Why We Fight
During WWII, the government produced a documentary series entitled "Why We Fight." These films were produced by film director Frank Capra, and designed to educate military personnel on the reasons behind our involvement in the Second World War. Army Chief of Staff General George Marshall began the program after it was discovered that the first wave of pre-war draftees "haven't the slightest enthusiasm for this war or this cause."
Almost seven decades later, we no longer have that problem. I am continually impressed with the quality of our soldiers, sailors, airmen and marines, and their clear understanding of what's at stake in the War on Terror. They are determined to see the mission through, even as many in Washington express doubts about our ability to win the war, or (in the case of feckless John Kerry), even accuse the troops of "terrorizing" civilians. In fact, a latter-day version of "Why We Fight" should be aimed at American civilians and our political leaders, who (seemingly) don't have a clue about the realities of our current conflict.
But for a solider or Marine on the ground, war is more than geopolitics; it's about doing your job so the task gets done, taking care of your buddies, keeping faith with those above and below you in the chain of command, and an overridding belief that your cause and mission are just. Sgt Mike Stokley of the Georgia National Guard was such a man. He died on August 15, 2005 in Iraq, the victim of an IED attack. Sgt Stokley's father has written a letter about his son, posted in the Mudville Gazette. It is extraordinarily moving, and beautifully describes the ideals that led his son into the Army, and on to Iraq.

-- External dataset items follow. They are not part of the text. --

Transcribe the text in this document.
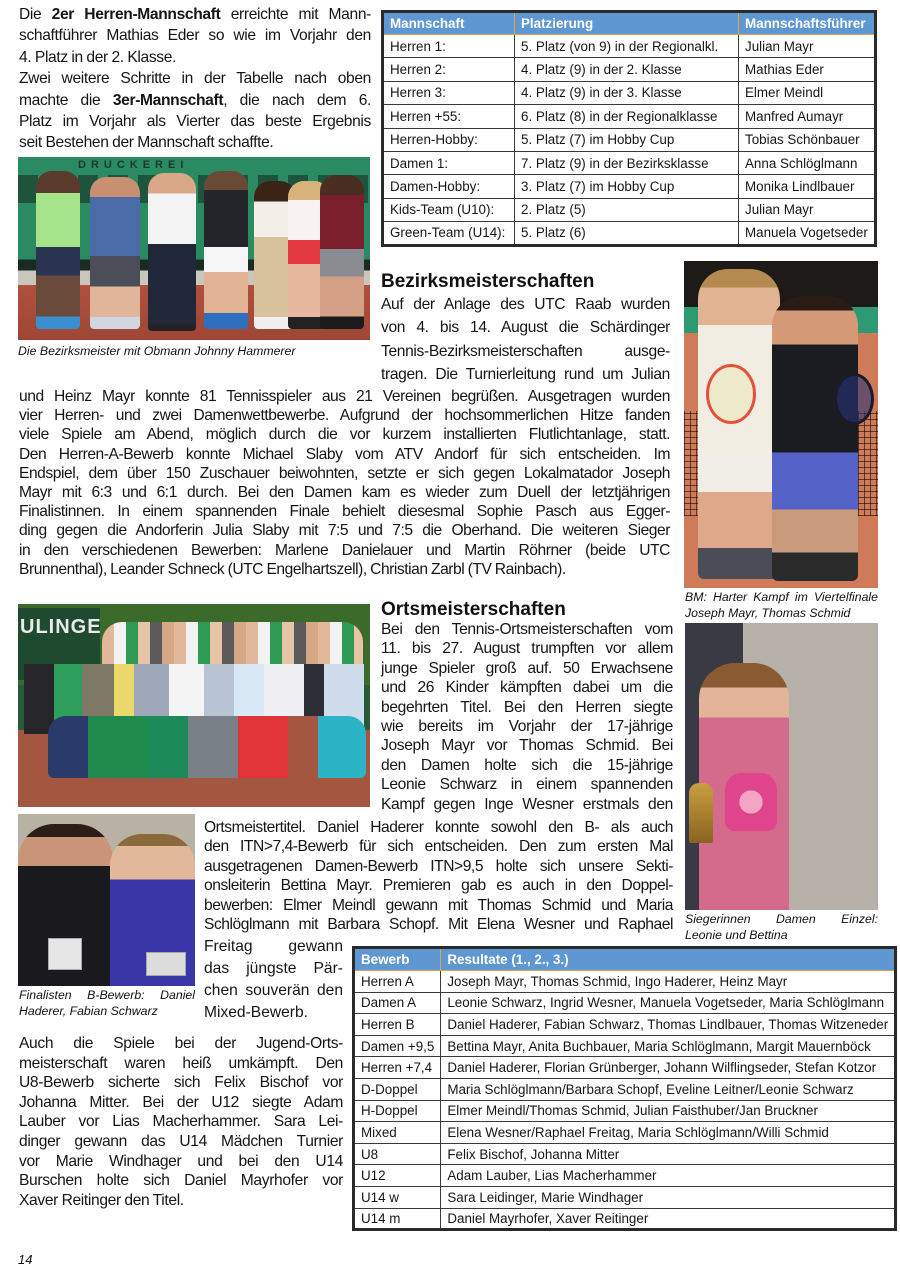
Die 2er Herren-Mannschaft erreichte mit Mann-
schaftführer Mathias Eder so wie im Vorjahr den
4. Platz in der 2. Klasse.
Zwei weitere Schritte in der Tabelle nach oben
machte die 3er-Mannschaft, die nach dem 6.
Platz im Vorjahr als Vierter das beste Ergebnis
seit Bestehen der Mannschaft schaffte.
Mannschaft	Platzierung	Mannschaftsführer
Herren 1:	5. Platz (von 9) in der Regionalkl.	Julian Mayr
Herren 2:	4. Platz (9) in der 2. Klasse	Mathias Eder
Herren 3:	4. Platz (9) in der 3. Klasse	Elmer Meindl
Herren +55:	6. Platz (8) in der Regionalklasse	Manfred Aumayr
Herren-Hobby:	5. Platz (7) im Hobby Cup	Tobias Schönbauer
Damen 1:	7. Platz (9) in der Bezirksklasse	Anna Schlöglmann
Damen-Hobby:	3. Platz (7) im Hobby Cup	Monika Lindlbauer
Kids-Team (U10):	2. Platz (5)	Julian Mayr
Green-Team (U14):	5. Platz (6)	Manuela Vogetseder
DRUCKEREI
Die Bezirksmeister mit Obmann Johnny Hammerer
Bezirksmeisterschaften
Auf der Anlage des UTC Raab wurden
von 4. bis 14. August die Schärdinger
Tennis-Bezirksmeisterschaften ausge-
tragen. Die Turnierleitung rund um Julian
und Heinz Mayr konnte 81 Tennisspieler aus 21 Vereinen begrüßen. Ausgetragen wurden
vier Herren- und zwei Damenwettbewerbe. Aufgrund der hochsommerlichen Hitze fanden
viele Spiele am Abend, möglich durch die vor kurzem installierten Flutlichtanlage, statt.
Den Herren-A-Bewerb konnte Michael Slaby vom ATV Andorf für sich entscheiden. Im
Endspiel, dem über 150 Zuschauer beiwohnten, setzte er sich gegen Lokalmatador Joseph
Mayr mit 6:3 und 6:1 durch. Bei den Damen kam es wieder zum Duell der letztjährigen
Finalistinnen. In einem spannenden Finale behielt diesesmal Sophie Pasch aus Egger-
ding gegen die Andorferin Julia Slaby mit 7:5 und 7:5 die Oberhand. Die weiteren Sieger
in den verschiedenen Bewerben: Marlene Danielauer und Martin Röhrner (beide UTC
Brunnenthal), Leander Schneck (UTC Engelhartszell), Christian Zarbl (TV Rainbach).
BM: Harter Kampf im Viertelfinale
Joseph Mayr, Thomas Schmid
ULINGE
Ortsmeisterschaften
Bei den Tennis-Ortsmeisterschaften vom
11. bis 27. August trumpften vor allem
junge Spieler groß auf. 50 Erwachsene
und 26 Kinder kämpften dabei um die
begehrten Titel. Bei den Herren siegte
wie bereits im Vorjahr der 17-jährige
Joseph Mayr vor Thomas Schmid. Bei
den Damen holte sich die 15-jährige
Leonie Schwarz in einem spannenden
Kampf gegen Inge Wesner erstmals den
Siegerinnen Damen Einzel:
Leonie und Bettina
Finalisten B-Bewerb: Daniel
Haderer, Fabian Schwarz
Ortsmeistertitel. Daniel Haderer konnte sowohl den B- als auch
den ITN>7,4-Bewerb für sich entscheiden. Den zum ersten Mal
ausgetragenen Damen-Bewerb ITN>9,5 holte sich unsere Sekti-
onsleiterin Bettina Mayr. Premieren gab es auch in den Doppel-
bewerben: Elmer Meindl gewann mit Thomas Schmid und Maria
Schlöglmann mit Barbara Schopf. Mit Elena Wesner und Raphael
Freitag gewann
das jüngste Pär-
chen souverän den
Mixed-Bewerb.
Bewerb	Resultate (1., 2., 3.)
Herren A	Joseph Mayr, Thomas Schmid, Ingo Haderer, Heinz Mayr
Damen A	Leonie Schwarz, Ingrid Wesner, Manuela Vogetseder, Maria Schlöglmann
Herren B	Daniel Haderer, Fabian Schwarz, Thomas Lindlbauer, Thomas Witzeneder
Damen +9,5	Bettina Mayr, Anita Buchbauer, Maria Schlöglmann, Margit Mauernböck
Herren +7,4	Daniel Haderer, Florian Grünberger, Johann Wilflingseder, Stefan Kotzor
D-Doppel	Maria Schlöglmann/Barbara Schopf, Eveline Leitner/Leonie Schwarz
H-Doppel	Elmer Meindl/Thomas Schmid, Julian Faisthuber/Jan Bruckner
Mixed	Elena Wesner/Raphael Freitag, Maria Schlöglmann/Willi Schmid
U8	Felix Bischof, Johanna Mitter
U12	Adam Lauber, Lias Macherhammer
U14 w	Sara Leidinger, Marie Windhager
U14 m	Daniel Mayrhofer, Xaver Reitinger
Auch die Spiele bei der Jugend-Orts-
meisterschaft waren heiß umkämpft. Den
U8-Bewerb sicherte sich Felix Bischof vor
Johanna Mitter. Bei der U12 siegte Adam
Lauber vor Lias Macherhammer. Sara Lei-
dinger gewann das U14 Mädchen Turnier
vor Marie Windhager und bei den U14
Burschen holte sich Daniel Mayrhofer vor
Xaver Reitinger den Titel.
14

"Why We Fight" was not a mystery to Sgt Stokley; he did not view Iraq as a quagmire or a lost cause. He never lost hope in the cause that sent him to the Middle East and ultimately claimed his life. Sgt Stokley understood "Why We Fight." To honor his memory--and those of our other fallen heroes--we need follow their resolve, and see the mission through to victory. It is the only fitting tribute for such remarkable men.